For the past decade the case of Nordyke v. King has been working its way through state and federal court. At issue is a 1999 Alameda County, California ordinance banning the possession of firearms on county-owned property, a law enacted primarily to keep gun shows out of the county fairground. Promoters Russell and Sallie Nordyke challenged the law, arguing that it was an unconstitutional infringement on the Second Amendment. In April 2009, the couple combined defeat with victory when a 3-judge panel of the federal 9th Circuit Court of Appeals held that while the fairground ban was permissible, it was also high time that the 9th Circuit recognized that the Second Amendment was "indeed fundamental" and therefore applied to both the federal government and to state and local governments.
That ruling created a split among the federal circuits and forced a constitutional showdown. In January 2009, the 2nd Circuit Court of Appeals, in an opinion joined by future Supreme Court Justice Sonia Sotomayor, held that the Second Amendment did not apply to the states. Thus the stage was set for the Supreme Court's landmark 2010 ruling in McDonald v. Chicago, which held that the Second Amendment did indeed apply to state and local governments via the 14th Amendment.

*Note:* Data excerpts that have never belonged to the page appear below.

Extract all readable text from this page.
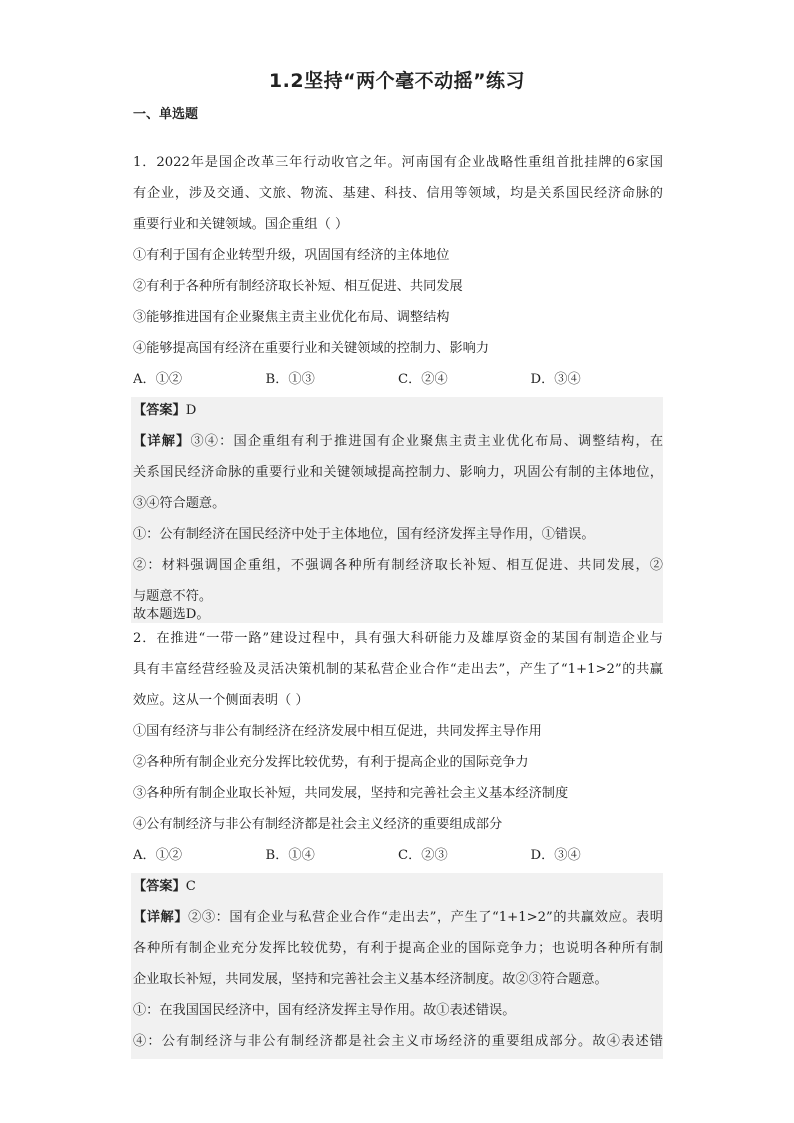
1.2坚持“两个毫不动摇”练习
一、单选题
1．2022年是国企改革三年行动收官之年。河南国有企业战略性重组首批挂牌的6家国
有企业，涉及交通、文旅、物流、基建、科技、信用等领域，均是关系国民经济命脉的
重要行业和关键领域。国企重组（ ）
①有利于国有企业转型升级，巩固国有经济的主体地位
②有利于各种所有制经济取长补短、相互促进、共同发展
③能够推进国有企业聚焦主责主业优化布局、调整结构
④能够提高国有经济在重要行业和关键领域的控制力、影响力
A．①②	B．①③	C．②④	D．③④
【答案】D
【详解】③④：国企重组有利于推进国有企业聚焦主责主业优化布局、调整结构，在
关系国民经济命脉的重要行业和关键领域提高控制力、影响力，巩固公有制的主体地位，
③④符合题意。
①：公有制经济在国民经济中处于主体地位，国有经济发挥主导作用，①错误。
②：材料强调国企重组，不强调各种所有制经济取长补短、相互促进、共同发展，②
与题意不符。
故本题选D。
2．在推进“一带一路”建设过程中，具有强大科研能力及雄厚资金的某国有制造企业与
具有丰富经营经验及灵活决策机制的某私营企业合作“走出去”，产生了“1+1>2”的共赢
效应。这从一个侧面表明（ ）
①国有经济与非公有制经济在经济发展中相互促进，共同发挥主导作用
②各种所有制企业充分发挥比较优势，有利于提高企业的国际竞争力
③各种所有制企业取长补短，共同发展，坚持和完善社会主义基本经济制度
④公有制经济与非公有制经济都是社会主义经济的重要组成部分
A．①②	B．①④	C．②③	D．③④
【答案】C
【详解】②③：国有企业与私营企业合作“走出去”，产生了“1+1>2”的共赢效应。表明
各种所有制企业充分发挥比较优势，有利于提高企业的国际竞争力；也说明各种所有制
企业取长补短，共同发展，坚持和完善社会主义基本经济制度。故②③符合题意。
①：在我国国民经济中，国有经济发挥主导作用。故①表述错误。
④：公有制经济与非公有制经济都是社会主义市场经济的重要组成部分。故④表述错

Now we enter what's likely to be the final chapter of the Nordyke saga. Yesterday the 9th Circuit announced that it would rehear the case en banc, which means that a full panel of 9th Circuit judges will hear the case. This doesn't mean the Nordykes will prevail, of course. In fact, it's likely they will lose, since the Alameda County ordinance seems to fall so comfortably within the range of acceptable gun control laws spelled out by Justice Antonin Scalia's majority opinion in District of Columbia v. Heller (2008), a list which includes "laws forbidding the carrying of firearms in sensitive places such as schools and government buildings, or laws imposing conditions and qualifications on the commercial sale of arms."
But however the case turns out, Nordyke has earned its place in the legal history books.
Correction: The 9th Circuit made its announcement yesterday, not today. Also, I made some minor edits for clarity.